Understanding Disruptive Mood – Dysregulation Disorder

Disruptive Mood Dysregulation Disorder (DMDD) is a new diagnosis in DSM V. It was added as a diagnosis to fill a gap in important diagnostic categorization when thinking about childhood psychiatric concerns. While there is overlap in symptoms among DMDD and Attention Deficit Hyperactivity Disorder (ADHD), Oppositional Defiant Disorder (ODD) and Bipolar Disorder, there are important differences as well. Children with DMDD present with severe and recurrent temper outbursts that are grossly out of proportion in intensity or duration to the situation and occur several times per week. The temper outbursts have to be disproportionate to the child’s developmental age and can include verbal and physical aggression. Between these temper outbursts, children with DMDD display a persistently irritable or angry mood, most of the day, nearly everyday that is observable by others in at least two different settings for at least 12 months. This is important to rule out situational or relationship-based irritability. The persistent irritability is really the hallmark of this disorder. The onset of symptoms must be before age 10 but not younger than 6. It is thought that DMDD is more likely to occur in boys than girls. The prevalence is not yet known, but is expected to be in the 2-5% range.

ADHD is a neurodevelopmental disorder characterized by impairing hyperactivity, impulsivity and inattention, and persistent irritability and out of proportion temper outbursts are not typically seen with ADHD alone. Children with DMDD can have some challenges with hyperactivity and impulsivity but with the underlying irritability and angry mood present as well. A child can present with both diagnoses concurrently.

Children with ODD exhibit a pattern of anger-guided disobedience and defiant behavior toward authority figures. Clinically it is observed that ODD stems from learned behavior and/or parenting challenges, whereas DMDD seems to have a more organic process. While some of the symptoms of ODD may overlap with the criteria for DMDD, the symptom threshold for DMDD is higher since it is considered to be a more severe condition. Most children with DMDD also meet criteria for ODD and about 15% of children with ODD also meet criteria for DMDD. Therefore it is recommended that children who meet the criteria for both ODD and DMDD should only be diagnosed with DMDD.

Children with bipolar disorder can have symptoms that are similar to those with DMDD. The primary difference is that the mood symptoms seen in bipolar disorder are episodic, which is not the case in DMDD. If the irritability is episodic and there are also distinct periods of depression, a child is more likely to have bipolar disorder. A diagnosis of pediatric bipolar disorder would rule out DMDD. It has been shown that children who present with chronic, rather than episodic, irritability, who may have been given a diagnosis of bipolar disorder for lack of a better fit, are at greater risk of developing depression and generalized anxiety rather than life-long bipolar disorder. This was additional information to support the idea that a different diagnosis was needed to describe children with clinically impairing chronic irritability.

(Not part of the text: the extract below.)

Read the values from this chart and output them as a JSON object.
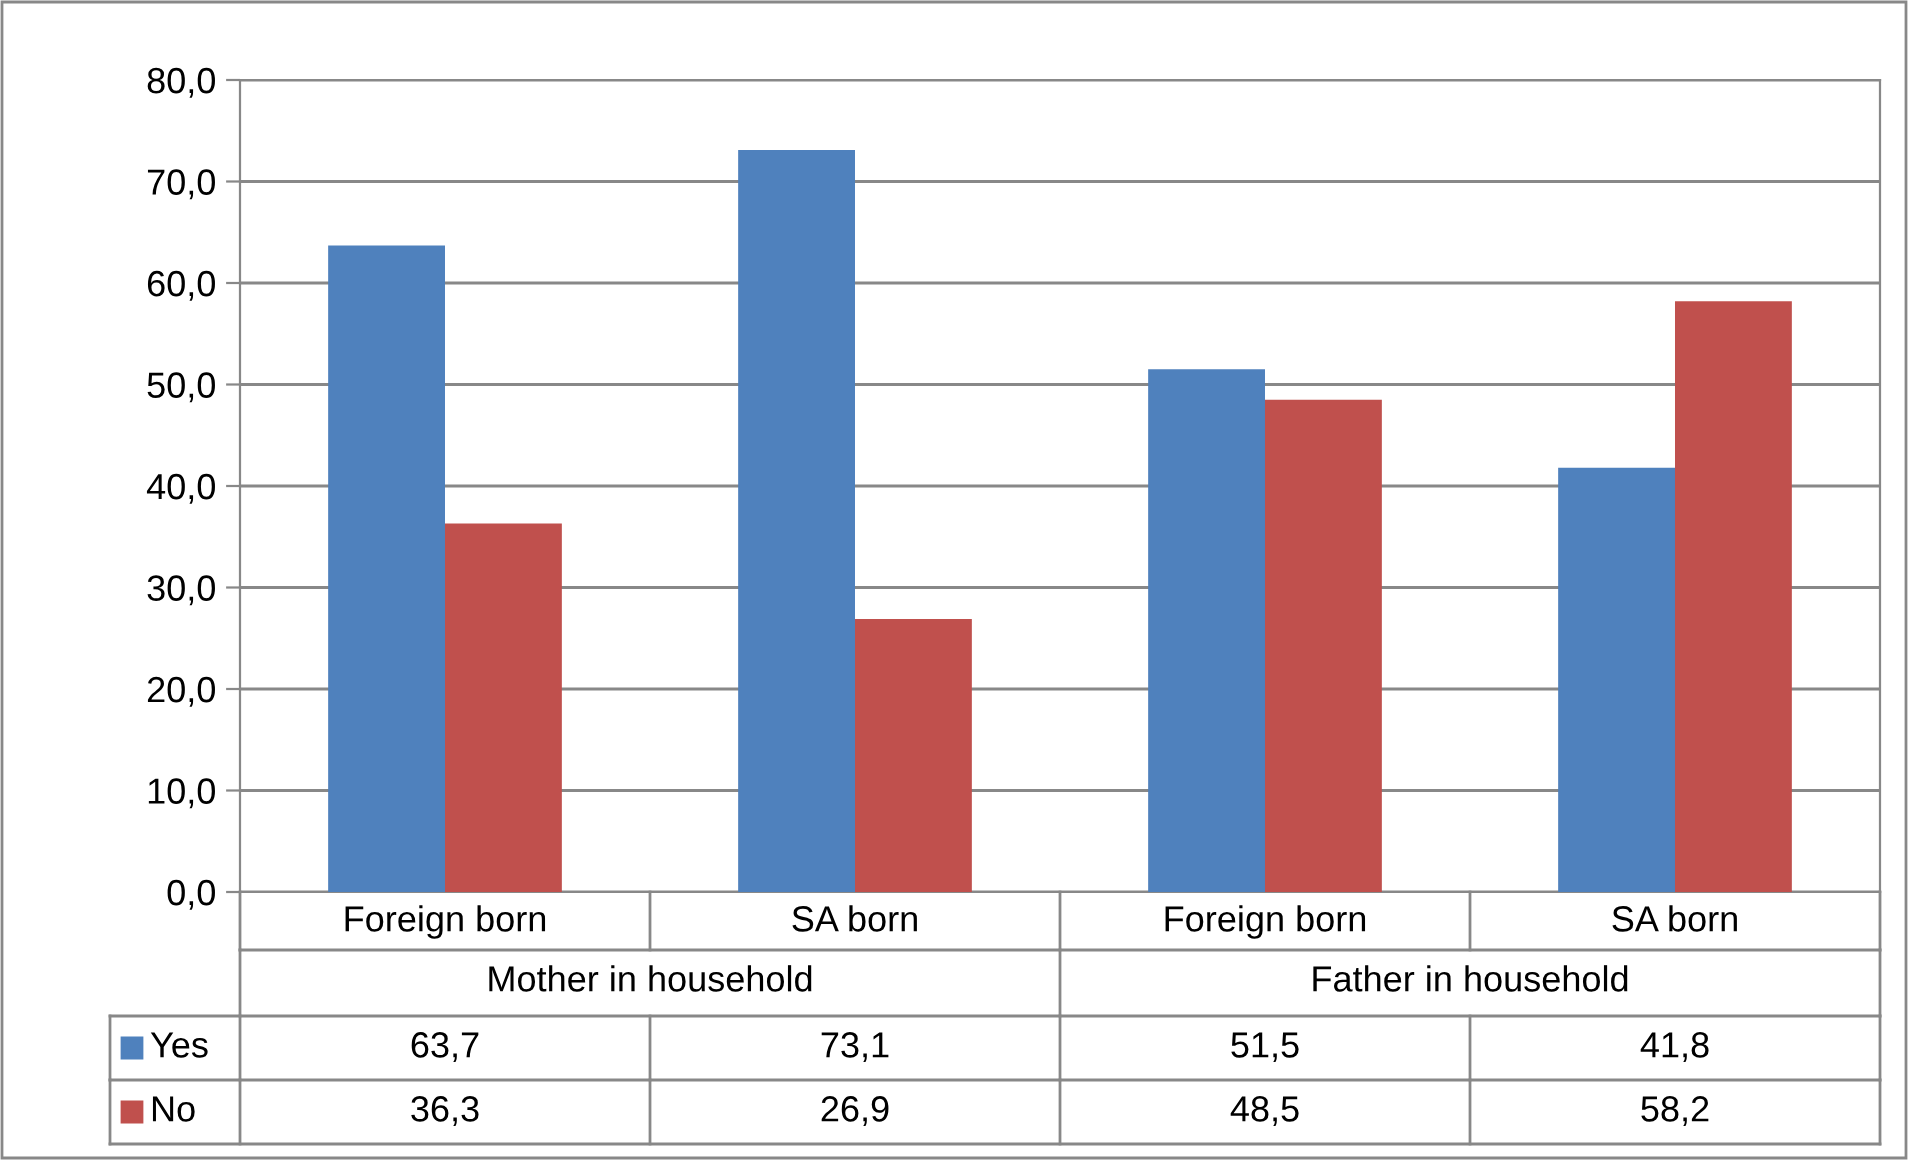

Because DMDD is such a new diagnosis, research is being conducted to determine the is being conducted to determine the best treatment. Medication, including SSRIs and stimulants, psychotherapy and a combination of the two are being used. The differential diagnosis includes: ADHD, ODD, bipolar disorder, major depression, substance abuse and ASD. It is important to assess for co-morbid symptoms, underlying factors and antecedents/triggers to help make an accurate diagnosis.